Markalar Özdeşleşmeden
Nasıl Yararlanırlar?
Bazı markalar –yukarıda anlatılan nedenlerden dolayı- ünlü bir oyuncu, şarkıcı veya sporcusuyla
özdeşleşmeyi isterken bazı markalar ünlü bir liderle veya kendi ülkeleriyle
özdeşleşmeyi tercih ederler. Örneğin Profilo markasının sloganında (Üstün Alman
teknolojisi) bu tür bir özdeşleşmeyi görmek mümkündür.
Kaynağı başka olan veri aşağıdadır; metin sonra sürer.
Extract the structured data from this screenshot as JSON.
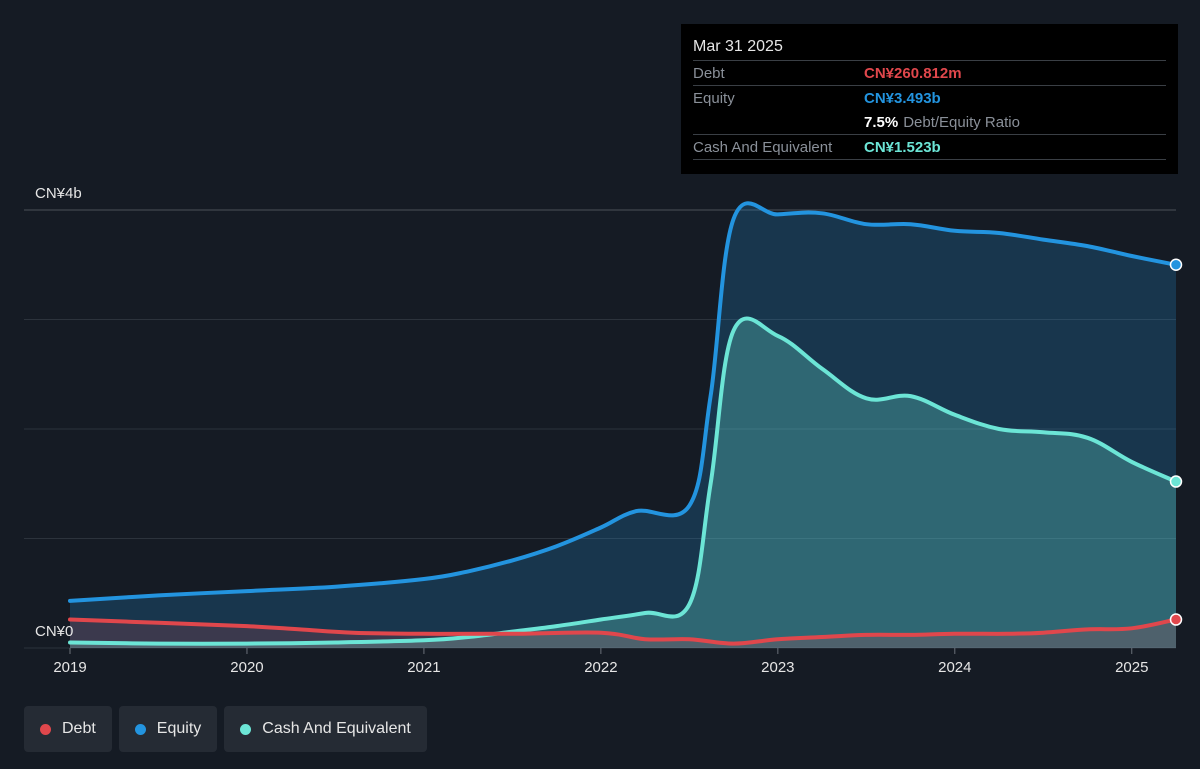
{
  "tooltip": {
    "date": "Mar 31 2025",
    "debt_label": "Debt",
    "debt_value": "CN¥260.812m",
    "equity_label": "Equity",
    "equity_value": "CN¥3.493b",
    "ratio_value": "7.5%",
    "ratio_label": "Debt/Equity Ratio",
    "cash_label": "Cash And Equivalent",
    "cash_value": "CN¥1.523b"
  },
  "legend": [
    {
      "label": "Debt",
      "color": "#e0474c"
    },
    {
      "label": "Equity",
      "color": "#2394df"
    },
    {
      "label": "Cash And Equivalent",
      "color": "#6ce5d6"
    }
  ],
  "chart_data": {
    "type": "area",
    "y_tick_labels": [
      "CN¥4b",
      "CN¥0"
    ],
    "ylim": [
      0,
      4
    ],
    "unit": "billion CNY",
    "x_tick_labels": [
      "2019",
      "2020",
      "2021",
      "2022",
      "2023",
      "2024",
      "2025"
    ],
    "xlim": [
      2019,
      2025.25
    ],
    "gridlines": [
      0,
      1,
      2,
      3,
      4
    ],
    "series": [
      {
        "name": "Debt",
        "color": "#e0474c",
        "points": [
          [
            2019.0,
            0.26
          ],
          [
            2019.5,
            0.23
          ],
          [
            2020.0,
            0.2
          ],
          [
            2020.3,
            0.17
          ],
          [
            2020.6,
            0.14
          ],
          [
            2021.0,
            0.13
          ],
          [
            2021.5,
            0.13
          ],
          [
            2022.0,
            0.14
          ],
          [
            2022.25,
            0.08
          ],
          [
            2022.5,
            0.08
          ],
          [
            2022.75,
            0.04
          ],
          [
            2023.0,
            0.08
          ],
          [
            2023.25,
            0.1
          ],
          [
            2023.5,
            0.12
          ],
          [
            2023.75,
            0.12
          ],
          [
            2024.0,
            0.13
          ],
          [
            2024.3,
            0.13
          ],
          [
            2024.5,
            0.14
          ],
          [
            2024.75,
            0.17
          ],
          [
            2025.0,
            0.18
          ],
          [
            2025.25,
            0.26
          ]
        ]
      },
      {
        "name": "Equity",
        "color": "#2394df",
        "points": [
          [
            2019.0,
            0.43
          ],
          [
            2019.5,
            0.48
          ],
          [
            2020.0,
            0.52
          ],
          [
            2020.5,
            0.56
          ],
          [
            2021.0,
            0.63
          ],
          [
            2021.25,
            0.7
          ],
          [
            2021.5,
            0.8
          ],
          [
            2021.75,
            0.93
          ],
          [
            2022.0,
            1.1
          ],
          [
            2022.2,
            1.25
          ],
          [
            2022.5,
            1.3
          ],
          [
            2022.62,
            2.3
          ],
          [
            2022.75,
            3.92
          ],
          [
            2023.0,
            3.96
          ],
          [
            2023.25,
            3.97
          ],
          [
            2023.5,
            3.87
          ],
          [
            2023.75,
            3.87
          ],
          [
            2024.0,
            3.81
          ],
          [
            2024.25,
            3.79
          ],
          [
            2024.5,
            3.73
          ],
          [
            2024.75,
            3.67
          ],
          [
            2025.0,
            3.58
          ],
          [
            2025.25,
            3.5
          ]
        ]
      },
      {
        "name": "Cash And Equivalent",
        "color": "#6ce5d6",
        "points": [
          [
            2019.0,
            0.05
          ],
          [
            2019.5,
            0.04
          ],
          [
            2020.0,
            0.04
          ],
          [
            2020.5,
            0.05
          ],
          [
            2021.0,
            0.07
          ],
          [
            2021.25,
            0.1
          ],
          [
            2021.5,
            0.15
          ],
          [
            2021.75,
            0.2
          ],
          [
            2022.0,
            0.26
          ],
          [
            2022.25,
            0.32
          ],
          [
            2022.5,
            0.4
          ],
          [
            2022.62,
            1.5
          ],
          [
            2022.75,
            2.9
          ],
          [
            2023.0,
            2.85
          ],
          [
            2023.25,
            2.55
          ],
          [
            2023.5,
            2.28
          ],
          [
            2023.75,
            2.3
          ],
          [
            2024.0,
            2.13
          ],
          [
            2024.25,
            2.0
          ],
          [
            2024.5,
            1.97
          ],
          [
            2024.75,
            1.92
          ],
          [
            2025.0,
            1.7
          ],
          [
            2025.25,
            1.52
          ]
        ]
      }
    ]
  }
}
Bazı markaların ise
kendi kurucularıyla özdeşleşmiştir. Bunlardan biri de Apple’dır. Apple markası
kurucusu Steve Jobs ile özdeşleşmiş bir markadır fakat bu yazıda Apple’ın
özdeşleşme kavramını nasıl farklı bir şekilde gerçekleştirdiği konu
edilmektedir. Apple ürettiği akıllı ürünlerine verdiği isimlerle -iphone, ipad
gibi- özdeşleşmeyi etkili bir şekilde kullanmıştır. Şimdi ‘Ne alakası var
canım?’ diye sormuş olabilirsiniz. Şöyle ki; Apple bu ürünlere örneğin myphone
gibi bir isim de verebilirdi. Fakat bu ifade sahiplenmeyle ilgilidir ve iphone
isminin verdiği etkiyi yaratmaz. Çünkü iphone ismi ürünün kullanıcısıyla ürünün
(akıllı telefon vb.) özdeşleşmesini temsil eder (iphhone, i=phone,
ben=telefon). Kullanıcı ile markalı ürün arasında böylesi bir özdeşleşme
gerçekleştiğinde tüketicinin markaya karşı çok güçlü duygusal bir bağ
hissetmesi elbette olası bir durumdur.
Cengiz Erengil'e göre geleneksel psikolojiler kimlik konusunda, dışsal nesnelerle
özdeşleşme olgusunu tanımışlar ve bu olguyu bireyin bir başka şeye ya da kişiye
benzediği ya da kendisini onun gibi hissettiği bilinçdışı bir süreç olarak
tanımlamışlardır. Kendimizi özdeşleştirdiğimiz her şey bize hakim olur.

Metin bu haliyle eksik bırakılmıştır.